The bones and cartilages may be fractured or dislocated. This may involve either the outside structures or those forming the septum, and often both. The displacement depends on the character and direction of the injury. It is either a displacement to one side, or the nose is crushed, producing a flattening of the bridge. If the displacement is lateral, whether by a dislocation or fracture, there is liable to be a deviation of the septum, because the bony and cartilaginous septum is connected with the bones and is apt to be carried with them to the side. If the displacement is inward, not only are the nasal bones depressed, but the septum beneath may be either bent or fractured. The pushing of the septum toward the floor causes it to buckle and bend or even break at the junction of the triangular cartilage with the perpendicular plate of the ethmoid and the vomer. In treating these fractures, the most efficient method is to grasp the septum with the flat blades of an Adams forceps (after cocainization) and lift the bones up or to one side as needed. In cases where it is not desired to use the forceps, the writer grasps the nose with a wet towel, makes traction to loosen the fragments, and then pushes them over into place. The triangular cartilage is frequently injured; with the displacement or loosening of the upper lateral cartilages a great amount of displacement may be caused, so that the nose instead of forming a straight line is bent to one side from the ends of the bones down to the tip. Injuries to the septum in childhood are probably the cause of a large number of the cases of deviation of the septum, spurs, etc., seen later in life.
Fig. 112. - Bony and cartilaginous framework of nose, front aspect. (Piersol).
Fig. 113. - Fracture of the nose with deflection of the nasal bone laterally.
In fractures the mucous membrane is often torn, thus allowing air to enter the tissues at the site of fracture, producing emphysema. If such a patient blows the nose violently, the air may be forced under the skin of the face, around the eyes and up the forehead.
The nostrils or anterior nares in the white race are an elongated oval in shape and run in an anteroposterior direction, being separated from each other by the columna. They lie in a direction parallel with the floor of the nose, so that to examine the nasal fossae with a speculum the instrument is first introduced from below, then tilting the tip of the nose upward, the speculum is directed backward. To see the floor of the nose, it is necessary to raise the outer end of the speculum still higher, because the floor is below the bony edge. From the outer edge of the nostril the nasal cavities go upward and backward for a distance of . 5 to 1 cm. This part, called the vestibule, is covered by skin, not mucous membrane. It bears stiff hairs - vibrissae. Inflammation of these hair-follicles and associated glands produces exceedingly painful pustules. It is here likewise that dried mucus collects and forms scabs, which stick to the hairs and are hard to remove.
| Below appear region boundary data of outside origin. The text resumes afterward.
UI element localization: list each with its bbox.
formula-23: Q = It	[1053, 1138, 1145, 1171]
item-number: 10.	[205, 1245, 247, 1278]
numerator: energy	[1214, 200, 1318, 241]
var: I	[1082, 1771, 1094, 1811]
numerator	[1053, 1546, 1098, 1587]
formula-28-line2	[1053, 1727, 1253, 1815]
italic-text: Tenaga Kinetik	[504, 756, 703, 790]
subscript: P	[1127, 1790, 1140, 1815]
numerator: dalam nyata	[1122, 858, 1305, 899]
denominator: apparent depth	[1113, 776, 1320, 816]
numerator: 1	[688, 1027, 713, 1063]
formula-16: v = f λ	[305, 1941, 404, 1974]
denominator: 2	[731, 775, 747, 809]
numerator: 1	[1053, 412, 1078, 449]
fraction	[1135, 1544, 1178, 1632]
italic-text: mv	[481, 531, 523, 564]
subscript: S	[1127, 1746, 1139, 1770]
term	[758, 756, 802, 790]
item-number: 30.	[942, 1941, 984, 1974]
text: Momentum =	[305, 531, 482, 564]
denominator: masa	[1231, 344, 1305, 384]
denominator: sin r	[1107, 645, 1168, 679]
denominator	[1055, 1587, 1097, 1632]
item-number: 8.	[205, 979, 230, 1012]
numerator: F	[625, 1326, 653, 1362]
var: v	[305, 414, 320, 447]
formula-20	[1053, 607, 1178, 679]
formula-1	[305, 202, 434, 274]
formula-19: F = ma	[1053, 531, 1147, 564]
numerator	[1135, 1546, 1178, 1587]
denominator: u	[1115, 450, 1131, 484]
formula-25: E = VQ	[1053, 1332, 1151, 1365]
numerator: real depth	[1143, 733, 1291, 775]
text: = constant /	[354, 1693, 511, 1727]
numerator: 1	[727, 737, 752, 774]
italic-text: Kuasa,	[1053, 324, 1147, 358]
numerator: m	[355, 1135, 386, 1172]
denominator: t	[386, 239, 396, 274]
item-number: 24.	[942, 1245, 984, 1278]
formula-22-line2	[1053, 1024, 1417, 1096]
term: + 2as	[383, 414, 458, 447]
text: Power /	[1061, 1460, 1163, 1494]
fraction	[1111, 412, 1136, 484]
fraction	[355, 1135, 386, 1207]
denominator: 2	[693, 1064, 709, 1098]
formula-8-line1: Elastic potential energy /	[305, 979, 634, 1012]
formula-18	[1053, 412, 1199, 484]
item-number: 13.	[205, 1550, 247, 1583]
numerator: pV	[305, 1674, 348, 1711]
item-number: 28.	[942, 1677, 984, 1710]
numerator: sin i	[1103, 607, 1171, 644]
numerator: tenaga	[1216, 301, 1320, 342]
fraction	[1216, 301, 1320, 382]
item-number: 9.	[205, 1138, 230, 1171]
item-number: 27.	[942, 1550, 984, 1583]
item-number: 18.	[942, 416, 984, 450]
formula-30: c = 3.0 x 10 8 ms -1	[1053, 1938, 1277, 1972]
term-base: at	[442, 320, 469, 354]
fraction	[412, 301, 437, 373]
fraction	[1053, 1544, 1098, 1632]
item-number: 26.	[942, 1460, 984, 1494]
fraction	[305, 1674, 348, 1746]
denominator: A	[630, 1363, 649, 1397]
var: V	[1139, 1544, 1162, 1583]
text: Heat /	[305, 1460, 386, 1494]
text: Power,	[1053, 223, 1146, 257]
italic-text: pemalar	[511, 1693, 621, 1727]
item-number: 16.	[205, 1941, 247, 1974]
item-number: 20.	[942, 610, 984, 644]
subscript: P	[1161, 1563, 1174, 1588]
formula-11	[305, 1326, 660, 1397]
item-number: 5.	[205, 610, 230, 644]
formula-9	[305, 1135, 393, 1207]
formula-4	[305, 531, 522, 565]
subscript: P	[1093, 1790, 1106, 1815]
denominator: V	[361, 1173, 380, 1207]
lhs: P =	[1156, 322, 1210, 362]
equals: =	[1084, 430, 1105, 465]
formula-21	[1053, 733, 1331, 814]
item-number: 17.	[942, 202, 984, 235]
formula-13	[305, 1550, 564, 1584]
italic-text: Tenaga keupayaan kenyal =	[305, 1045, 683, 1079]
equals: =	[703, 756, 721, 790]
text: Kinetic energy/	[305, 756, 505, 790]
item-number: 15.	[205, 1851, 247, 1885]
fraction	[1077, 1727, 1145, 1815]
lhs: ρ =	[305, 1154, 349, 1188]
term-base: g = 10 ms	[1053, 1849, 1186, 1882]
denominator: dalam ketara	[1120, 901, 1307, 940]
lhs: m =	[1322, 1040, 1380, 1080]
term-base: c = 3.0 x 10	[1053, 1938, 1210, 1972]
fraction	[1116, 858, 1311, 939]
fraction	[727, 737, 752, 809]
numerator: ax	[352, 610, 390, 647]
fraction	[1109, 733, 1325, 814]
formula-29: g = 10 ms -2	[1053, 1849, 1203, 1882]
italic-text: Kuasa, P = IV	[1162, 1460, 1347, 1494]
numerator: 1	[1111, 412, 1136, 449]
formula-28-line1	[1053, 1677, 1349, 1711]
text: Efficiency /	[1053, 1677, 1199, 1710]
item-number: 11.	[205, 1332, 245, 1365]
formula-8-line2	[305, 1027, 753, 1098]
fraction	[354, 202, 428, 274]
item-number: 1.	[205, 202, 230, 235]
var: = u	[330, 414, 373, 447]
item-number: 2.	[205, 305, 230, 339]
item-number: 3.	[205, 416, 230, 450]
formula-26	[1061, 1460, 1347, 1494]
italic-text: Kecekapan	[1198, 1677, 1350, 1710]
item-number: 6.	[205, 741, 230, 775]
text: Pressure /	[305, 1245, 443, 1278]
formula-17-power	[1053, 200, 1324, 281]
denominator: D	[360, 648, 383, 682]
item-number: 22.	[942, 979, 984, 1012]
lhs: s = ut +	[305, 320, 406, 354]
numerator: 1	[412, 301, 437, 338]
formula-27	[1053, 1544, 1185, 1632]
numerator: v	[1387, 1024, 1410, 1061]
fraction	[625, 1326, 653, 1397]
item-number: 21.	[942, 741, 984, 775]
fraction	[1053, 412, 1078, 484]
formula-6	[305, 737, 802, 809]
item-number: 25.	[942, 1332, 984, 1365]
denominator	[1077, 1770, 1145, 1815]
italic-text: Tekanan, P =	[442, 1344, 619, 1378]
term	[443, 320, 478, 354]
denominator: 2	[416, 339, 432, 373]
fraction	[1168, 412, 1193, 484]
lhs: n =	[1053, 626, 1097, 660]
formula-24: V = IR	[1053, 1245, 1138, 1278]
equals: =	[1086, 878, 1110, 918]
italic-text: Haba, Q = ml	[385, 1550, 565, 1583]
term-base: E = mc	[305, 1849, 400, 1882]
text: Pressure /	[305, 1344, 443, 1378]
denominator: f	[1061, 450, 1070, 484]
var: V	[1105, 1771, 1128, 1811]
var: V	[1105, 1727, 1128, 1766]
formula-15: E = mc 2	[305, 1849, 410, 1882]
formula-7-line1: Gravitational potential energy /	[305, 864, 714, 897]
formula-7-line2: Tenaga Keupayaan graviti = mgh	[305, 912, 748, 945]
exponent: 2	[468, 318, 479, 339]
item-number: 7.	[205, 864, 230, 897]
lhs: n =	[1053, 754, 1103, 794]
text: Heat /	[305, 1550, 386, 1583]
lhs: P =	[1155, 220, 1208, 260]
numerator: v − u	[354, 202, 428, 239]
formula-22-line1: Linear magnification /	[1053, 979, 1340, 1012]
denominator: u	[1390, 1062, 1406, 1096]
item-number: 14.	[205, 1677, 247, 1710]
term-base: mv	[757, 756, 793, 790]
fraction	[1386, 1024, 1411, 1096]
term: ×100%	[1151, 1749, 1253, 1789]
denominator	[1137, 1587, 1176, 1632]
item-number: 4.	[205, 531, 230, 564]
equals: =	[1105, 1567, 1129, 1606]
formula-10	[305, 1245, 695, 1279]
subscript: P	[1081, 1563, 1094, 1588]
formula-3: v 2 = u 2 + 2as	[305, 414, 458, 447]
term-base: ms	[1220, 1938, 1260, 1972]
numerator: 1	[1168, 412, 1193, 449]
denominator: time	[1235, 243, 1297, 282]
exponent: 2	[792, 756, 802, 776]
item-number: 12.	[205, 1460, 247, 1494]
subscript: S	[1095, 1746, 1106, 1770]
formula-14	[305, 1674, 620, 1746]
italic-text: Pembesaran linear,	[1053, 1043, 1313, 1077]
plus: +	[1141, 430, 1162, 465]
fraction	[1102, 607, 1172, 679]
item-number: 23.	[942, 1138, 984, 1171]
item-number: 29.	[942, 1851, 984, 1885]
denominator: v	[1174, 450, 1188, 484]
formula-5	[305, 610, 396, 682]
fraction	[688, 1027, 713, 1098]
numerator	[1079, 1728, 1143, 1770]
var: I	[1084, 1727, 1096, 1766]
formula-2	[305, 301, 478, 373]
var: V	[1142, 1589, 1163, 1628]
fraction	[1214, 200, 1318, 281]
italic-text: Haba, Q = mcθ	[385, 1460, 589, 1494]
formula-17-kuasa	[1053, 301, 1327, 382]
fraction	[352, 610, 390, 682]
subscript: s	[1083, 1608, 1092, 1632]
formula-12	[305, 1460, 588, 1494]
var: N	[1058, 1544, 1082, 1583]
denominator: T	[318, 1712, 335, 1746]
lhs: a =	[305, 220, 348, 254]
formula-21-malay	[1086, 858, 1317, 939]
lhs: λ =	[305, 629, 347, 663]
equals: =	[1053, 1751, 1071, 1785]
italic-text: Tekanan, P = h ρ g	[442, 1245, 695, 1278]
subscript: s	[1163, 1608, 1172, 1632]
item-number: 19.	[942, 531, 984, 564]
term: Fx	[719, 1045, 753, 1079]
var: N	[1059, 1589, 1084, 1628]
The attempt to remove them probably is the cause of infection and inflammation around the roots of the hairs. The vestibule leads to the ridge of bone or crest, which is directly posterior to the side of the nasal spine. This ridge of bone is on a higher level than the floor of the nose, and in order to view the latter the nostrils must be raised, by means of the speculum, above it (Fig. 115).
Fig. 114 - Fracture of the nose showing depression of the nasal bone.